Dann der Crash. Ich rutsche an der Strassenkante ab, fliege ueber den Lenker und mache eine sehr harte Bauchlandung auf dem Asphalt. Das (komplett beladene) Rad landet deutlich weicher - naemich auf mir. Nachdem wir ja bereits ausschweifend von den chaotischen Verkehrsverhaeltnissen berichtet haben, wuerde es sich anbieten, die Schuld fuer diesen Sturz irgendeinem chaotischen Roller- oder Busfahrer in die Schuhe zu schieben, der ueberraschend in vierter Reihe ueberholt hat. Leider muss ich gestehen, dass allein ich bzw. ein kuerzester Augenblick der Unaufmerksamkeit Schuld an dem Crash sind.

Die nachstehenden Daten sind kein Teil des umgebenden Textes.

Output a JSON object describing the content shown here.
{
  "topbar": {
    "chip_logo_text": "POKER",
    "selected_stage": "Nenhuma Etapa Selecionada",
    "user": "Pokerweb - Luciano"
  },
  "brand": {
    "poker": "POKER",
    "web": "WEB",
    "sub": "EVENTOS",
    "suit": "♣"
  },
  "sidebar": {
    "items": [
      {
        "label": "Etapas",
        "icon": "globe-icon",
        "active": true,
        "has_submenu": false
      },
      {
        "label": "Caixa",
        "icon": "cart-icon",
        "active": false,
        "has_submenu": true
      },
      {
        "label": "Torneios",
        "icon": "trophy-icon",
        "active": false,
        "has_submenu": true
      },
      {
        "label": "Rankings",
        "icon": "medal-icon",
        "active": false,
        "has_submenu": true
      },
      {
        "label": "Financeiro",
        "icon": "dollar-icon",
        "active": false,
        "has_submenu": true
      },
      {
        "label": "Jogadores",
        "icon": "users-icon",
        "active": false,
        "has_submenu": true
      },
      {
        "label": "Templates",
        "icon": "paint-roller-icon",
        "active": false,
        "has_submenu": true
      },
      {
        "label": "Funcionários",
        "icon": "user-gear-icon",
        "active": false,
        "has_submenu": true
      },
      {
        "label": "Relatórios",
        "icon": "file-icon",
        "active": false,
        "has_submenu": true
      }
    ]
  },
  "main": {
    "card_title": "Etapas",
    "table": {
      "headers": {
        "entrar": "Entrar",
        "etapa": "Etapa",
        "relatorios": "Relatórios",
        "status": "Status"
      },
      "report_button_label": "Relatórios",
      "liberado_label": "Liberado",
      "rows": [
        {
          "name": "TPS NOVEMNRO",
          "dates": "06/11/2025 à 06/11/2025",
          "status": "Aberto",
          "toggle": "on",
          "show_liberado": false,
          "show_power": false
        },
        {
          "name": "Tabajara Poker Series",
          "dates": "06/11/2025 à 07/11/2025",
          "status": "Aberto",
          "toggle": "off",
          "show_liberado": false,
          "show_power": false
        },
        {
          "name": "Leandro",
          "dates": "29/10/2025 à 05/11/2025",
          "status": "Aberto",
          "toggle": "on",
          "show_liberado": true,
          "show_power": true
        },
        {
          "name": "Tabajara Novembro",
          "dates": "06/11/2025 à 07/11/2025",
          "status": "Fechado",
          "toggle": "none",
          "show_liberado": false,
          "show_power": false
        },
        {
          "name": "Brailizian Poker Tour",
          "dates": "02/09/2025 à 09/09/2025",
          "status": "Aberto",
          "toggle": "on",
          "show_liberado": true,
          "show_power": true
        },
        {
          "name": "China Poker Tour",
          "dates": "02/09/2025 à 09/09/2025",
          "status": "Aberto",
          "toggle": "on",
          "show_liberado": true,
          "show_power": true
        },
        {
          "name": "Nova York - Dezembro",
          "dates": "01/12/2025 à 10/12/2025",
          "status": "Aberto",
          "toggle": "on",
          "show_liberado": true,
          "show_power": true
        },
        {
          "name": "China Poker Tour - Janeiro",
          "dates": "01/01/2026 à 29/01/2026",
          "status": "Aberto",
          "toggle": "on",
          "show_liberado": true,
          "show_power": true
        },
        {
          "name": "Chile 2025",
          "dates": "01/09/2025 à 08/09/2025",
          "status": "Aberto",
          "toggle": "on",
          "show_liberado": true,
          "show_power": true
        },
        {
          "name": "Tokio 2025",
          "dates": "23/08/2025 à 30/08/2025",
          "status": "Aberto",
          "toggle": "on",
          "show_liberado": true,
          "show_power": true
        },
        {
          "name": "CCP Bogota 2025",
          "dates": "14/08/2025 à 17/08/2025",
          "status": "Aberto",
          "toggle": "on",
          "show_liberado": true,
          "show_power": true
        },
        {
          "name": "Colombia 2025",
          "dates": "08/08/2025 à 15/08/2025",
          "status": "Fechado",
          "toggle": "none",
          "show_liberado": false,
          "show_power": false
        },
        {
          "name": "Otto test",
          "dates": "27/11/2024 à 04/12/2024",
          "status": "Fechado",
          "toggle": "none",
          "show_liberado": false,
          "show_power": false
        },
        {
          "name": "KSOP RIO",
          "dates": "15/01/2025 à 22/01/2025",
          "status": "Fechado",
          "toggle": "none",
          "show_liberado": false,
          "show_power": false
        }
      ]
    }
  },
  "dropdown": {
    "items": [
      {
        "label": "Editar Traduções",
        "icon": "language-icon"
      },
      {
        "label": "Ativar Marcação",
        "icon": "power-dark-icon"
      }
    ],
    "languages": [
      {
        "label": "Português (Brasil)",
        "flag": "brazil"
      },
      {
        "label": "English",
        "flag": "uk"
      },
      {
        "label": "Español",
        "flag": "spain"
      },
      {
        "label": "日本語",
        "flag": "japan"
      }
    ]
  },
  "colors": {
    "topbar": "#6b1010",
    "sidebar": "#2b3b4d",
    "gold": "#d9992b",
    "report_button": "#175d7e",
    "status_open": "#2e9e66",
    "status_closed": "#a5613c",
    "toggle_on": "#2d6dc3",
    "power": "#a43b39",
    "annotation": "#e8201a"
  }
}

Bjoern (der hinter mir gefahren ist und somit sehr unfreiwilliger Augenzeuge des Ganzen wurde) graebt mich unter dem Rad und den Taschen aus und ich sitze nach Atem ringend an der Strasse. An Aufstehen ist nicht zu denken: Mein linker Oberschenkel hat eine boese Quetschung/ Prellung erlitten und ist an der blutend-aufgeschuerften Stelle regelrecht eingedrueckt. Auch der linke Arm und der linke Knoechel sind sichtlich angeschlagen. Zuerst werden wir und unser Dilemma von den Anwohnern rund 10 Minuten lang neugierig beobachtet, ohne dass jemand auch nur einen Finger kruemmt, um uns zu helfen. Dann sammeln sich die ersten guten Geister und binnen weiterer 10 Minuten hat Bjoern Raeder und Gepaeck auf einem Hof abgestellt und zwei Chinesen fahren uns zum naechstgelegenen Krankenhaus.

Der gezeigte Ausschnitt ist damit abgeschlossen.